Last but not least, Amazon Translate, another online machine translation system from Big Tech—quite young (launched in 2017), yet very powerful. Considering the power of the parent company, it’s not quite surprising that Amazon Translate has achieved impressive results in the short time since its release.
Users looking for a free solution might be disappointed, though: To use Amazon’s machine translation engine, you need an AWS login. Nevertheless, 2 million characters a month are given for free with an AWS login—and the range of functionalities offered by this NMT system is huge: customization (terminology and parallel data), encoding terminology, and batch translation (Amazon S3), to mention but a few.
So, which machine translation tool should I choose?

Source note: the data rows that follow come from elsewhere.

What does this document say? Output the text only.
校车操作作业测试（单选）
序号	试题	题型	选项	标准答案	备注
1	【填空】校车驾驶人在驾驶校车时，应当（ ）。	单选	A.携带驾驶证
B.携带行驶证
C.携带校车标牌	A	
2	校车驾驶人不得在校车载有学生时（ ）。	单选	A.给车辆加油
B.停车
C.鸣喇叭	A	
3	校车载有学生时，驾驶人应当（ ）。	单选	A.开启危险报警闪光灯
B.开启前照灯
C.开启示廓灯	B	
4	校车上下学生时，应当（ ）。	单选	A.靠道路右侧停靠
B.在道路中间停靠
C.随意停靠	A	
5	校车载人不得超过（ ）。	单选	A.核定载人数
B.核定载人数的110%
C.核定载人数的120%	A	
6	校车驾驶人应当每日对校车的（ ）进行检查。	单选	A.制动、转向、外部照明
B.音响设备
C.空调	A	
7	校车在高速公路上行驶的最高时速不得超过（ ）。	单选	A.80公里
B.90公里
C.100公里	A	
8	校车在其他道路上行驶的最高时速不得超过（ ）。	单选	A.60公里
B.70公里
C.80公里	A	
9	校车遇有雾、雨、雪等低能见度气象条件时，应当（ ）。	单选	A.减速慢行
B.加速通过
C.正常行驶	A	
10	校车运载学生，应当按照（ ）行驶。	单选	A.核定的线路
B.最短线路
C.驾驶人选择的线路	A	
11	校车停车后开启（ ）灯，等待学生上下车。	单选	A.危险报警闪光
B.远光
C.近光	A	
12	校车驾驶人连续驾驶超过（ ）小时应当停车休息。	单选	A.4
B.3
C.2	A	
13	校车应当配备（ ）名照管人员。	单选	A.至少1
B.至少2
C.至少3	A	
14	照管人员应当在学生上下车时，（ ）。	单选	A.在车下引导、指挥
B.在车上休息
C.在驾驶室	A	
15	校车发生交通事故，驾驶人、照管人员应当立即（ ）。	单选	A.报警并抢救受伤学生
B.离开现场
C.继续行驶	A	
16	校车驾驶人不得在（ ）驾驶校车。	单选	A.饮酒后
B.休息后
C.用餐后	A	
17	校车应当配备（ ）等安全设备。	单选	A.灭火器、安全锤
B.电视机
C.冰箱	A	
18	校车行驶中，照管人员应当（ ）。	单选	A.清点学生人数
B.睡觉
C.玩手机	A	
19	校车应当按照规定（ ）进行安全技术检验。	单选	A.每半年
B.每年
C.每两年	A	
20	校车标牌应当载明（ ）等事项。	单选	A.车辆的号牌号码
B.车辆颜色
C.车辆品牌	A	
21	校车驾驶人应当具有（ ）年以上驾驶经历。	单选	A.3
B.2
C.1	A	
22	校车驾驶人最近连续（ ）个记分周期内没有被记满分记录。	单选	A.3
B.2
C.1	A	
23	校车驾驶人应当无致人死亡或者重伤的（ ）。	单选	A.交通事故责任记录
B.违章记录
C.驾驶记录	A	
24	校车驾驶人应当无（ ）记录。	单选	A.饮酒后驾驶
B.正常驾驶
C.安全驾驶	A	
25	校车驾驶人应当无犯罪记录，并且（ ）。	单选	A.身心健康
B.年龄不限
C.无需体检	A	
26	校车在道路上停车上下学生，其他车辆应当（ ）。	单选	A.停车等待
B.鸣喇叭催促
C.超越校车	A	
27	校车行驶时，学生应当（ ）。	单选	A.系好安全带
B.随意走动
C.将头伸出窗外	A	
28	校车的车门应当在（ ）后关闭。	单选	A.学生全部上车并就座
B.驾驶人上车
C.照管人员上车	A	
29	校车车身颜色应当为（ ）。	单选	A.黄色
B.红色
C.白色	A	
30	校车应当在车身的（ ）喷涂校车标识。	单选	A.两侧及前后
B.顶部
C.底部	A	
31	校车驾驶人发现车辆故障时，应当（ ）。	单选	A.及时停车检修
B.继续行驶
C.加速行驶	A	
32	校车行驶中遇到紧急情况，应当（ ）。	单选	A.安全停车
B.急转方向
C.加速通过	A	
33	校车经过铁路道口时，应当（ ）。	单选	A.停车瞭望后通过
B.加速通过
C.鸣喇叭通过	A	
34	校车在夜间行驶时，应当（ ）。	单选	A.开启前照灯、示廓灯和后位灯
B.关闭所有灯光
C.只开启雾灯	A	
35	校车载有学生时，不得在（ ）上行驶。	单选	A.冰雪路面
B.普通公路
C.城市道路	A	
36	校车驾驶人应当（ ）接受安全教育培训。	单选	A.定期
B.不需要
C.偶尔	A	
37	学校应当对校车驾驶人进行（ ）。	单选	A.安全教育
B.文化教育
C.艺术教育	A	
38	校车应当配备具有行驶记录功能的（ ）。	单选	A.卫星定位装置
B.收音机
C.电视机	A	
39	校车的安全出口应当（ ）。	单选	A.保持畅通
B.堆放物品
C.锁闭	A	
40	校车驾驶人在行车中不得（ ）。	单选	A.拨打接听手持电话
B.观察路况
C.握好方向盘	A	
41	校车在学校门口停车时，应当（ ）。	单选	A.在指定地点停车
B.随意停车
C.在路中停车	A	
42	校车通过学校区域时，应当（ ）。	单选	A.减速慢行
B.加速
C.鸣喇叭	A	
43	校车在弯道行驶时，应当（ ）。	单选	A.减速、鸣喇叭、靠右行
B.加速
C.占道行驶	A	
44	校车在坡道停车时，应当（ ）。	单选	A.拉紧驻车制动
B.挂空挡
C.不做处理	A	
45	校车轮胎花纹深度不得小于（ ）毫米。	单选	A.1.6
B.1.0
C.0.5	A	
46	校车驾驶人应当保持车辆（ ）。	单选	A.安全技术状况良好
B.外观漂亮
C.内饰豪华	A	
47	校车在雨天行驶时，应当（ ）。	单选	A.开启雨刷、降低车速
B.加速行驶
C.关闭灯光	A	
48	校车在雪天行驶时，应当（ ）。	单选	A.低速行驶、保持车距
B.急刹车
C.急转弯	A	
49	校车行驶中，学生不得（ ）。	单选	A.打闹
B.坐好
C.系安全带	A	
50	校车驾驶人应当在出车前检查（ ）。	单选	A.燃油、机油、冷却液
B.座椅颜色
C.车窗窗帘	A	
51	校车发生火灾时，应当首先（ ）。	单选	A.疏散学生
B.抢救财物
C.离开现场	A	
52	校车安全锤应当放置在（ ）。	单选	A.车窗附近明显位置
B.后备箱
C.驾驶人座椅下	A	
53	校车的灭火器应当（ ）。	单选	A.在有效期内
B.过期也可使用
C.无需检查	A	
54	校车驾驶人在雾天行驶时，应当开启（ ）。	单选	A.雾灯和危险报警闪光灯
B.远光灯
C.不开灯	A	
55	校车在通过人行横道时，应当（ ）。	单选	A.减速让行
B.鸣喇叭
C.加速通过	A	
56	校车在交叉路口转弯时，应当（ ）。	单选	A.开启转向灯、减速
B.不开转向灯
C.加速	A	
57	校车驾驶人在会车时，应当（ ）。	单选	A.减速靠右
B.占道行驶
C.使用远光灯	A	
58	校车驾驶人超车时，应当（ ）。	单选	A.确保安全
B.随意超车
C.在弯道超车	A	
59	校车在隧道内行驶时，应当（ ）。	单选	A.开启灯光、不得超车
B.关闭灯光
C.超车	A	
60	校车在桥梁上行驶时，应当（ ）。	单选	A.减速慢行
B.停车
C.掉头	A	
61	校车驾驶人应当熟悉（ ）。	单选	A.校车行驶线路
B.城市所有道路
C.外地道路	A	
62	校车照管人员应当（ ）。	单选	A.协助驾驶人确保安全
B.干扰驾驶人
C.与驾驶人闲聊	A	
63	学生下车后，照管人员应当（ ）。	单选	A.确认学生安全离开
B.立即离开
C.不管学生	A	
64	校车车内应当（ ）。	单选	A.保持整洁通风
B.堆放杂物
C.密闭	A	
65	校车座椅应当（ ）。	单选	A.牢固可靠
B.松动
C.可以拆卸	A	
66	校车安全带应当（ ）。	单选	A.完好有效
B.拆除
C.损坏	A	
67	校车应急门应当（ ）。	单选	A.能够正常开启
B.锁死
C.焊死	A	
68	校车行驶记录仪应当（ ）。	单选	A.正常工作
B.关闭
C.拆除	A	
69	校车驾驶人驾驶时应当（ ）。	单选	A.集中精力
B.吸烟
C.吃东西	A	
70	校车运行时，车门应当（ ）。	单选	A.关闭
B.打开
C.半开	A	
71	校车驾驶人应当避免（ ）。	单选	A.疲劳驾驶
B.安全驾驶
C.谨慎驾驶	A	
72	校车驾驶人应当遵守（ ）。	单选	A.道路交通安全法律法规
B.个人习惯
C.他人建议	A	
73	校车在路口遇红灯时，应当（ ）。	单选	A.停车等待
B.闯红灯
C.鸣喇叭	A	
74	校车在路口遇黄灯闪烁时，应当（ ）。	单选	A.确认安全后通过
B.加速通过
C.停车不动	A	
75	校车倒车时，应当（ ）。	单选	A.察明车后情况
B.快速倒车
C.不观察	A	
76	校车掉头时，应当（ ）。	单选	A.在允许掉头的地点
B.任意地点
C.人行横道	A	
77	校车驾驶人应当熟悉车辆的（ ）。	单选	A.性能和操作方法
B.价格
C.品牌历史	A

This review of the top five machine translation providers shows that even though almost everyone has moved towards NMT, each provider has gone in its own way. On one hand, there’s the approach to reach a more general audience through a completely free, very user-friendly tool. On the other hand, some engines offer more options for customization to tailor the tool to your specific needs.
In sum, there is no best machine translation engine—nor a one-tool-fits-all. Thus, the best approach to machine translation is to try all tools on offer, ideally utilizing each for its strengths in terms of language pairs, subject matter, and infrastructure. The right “blend” of MT engines will allow users to leverage the best resources from the latest technologies to help them with their localization needs.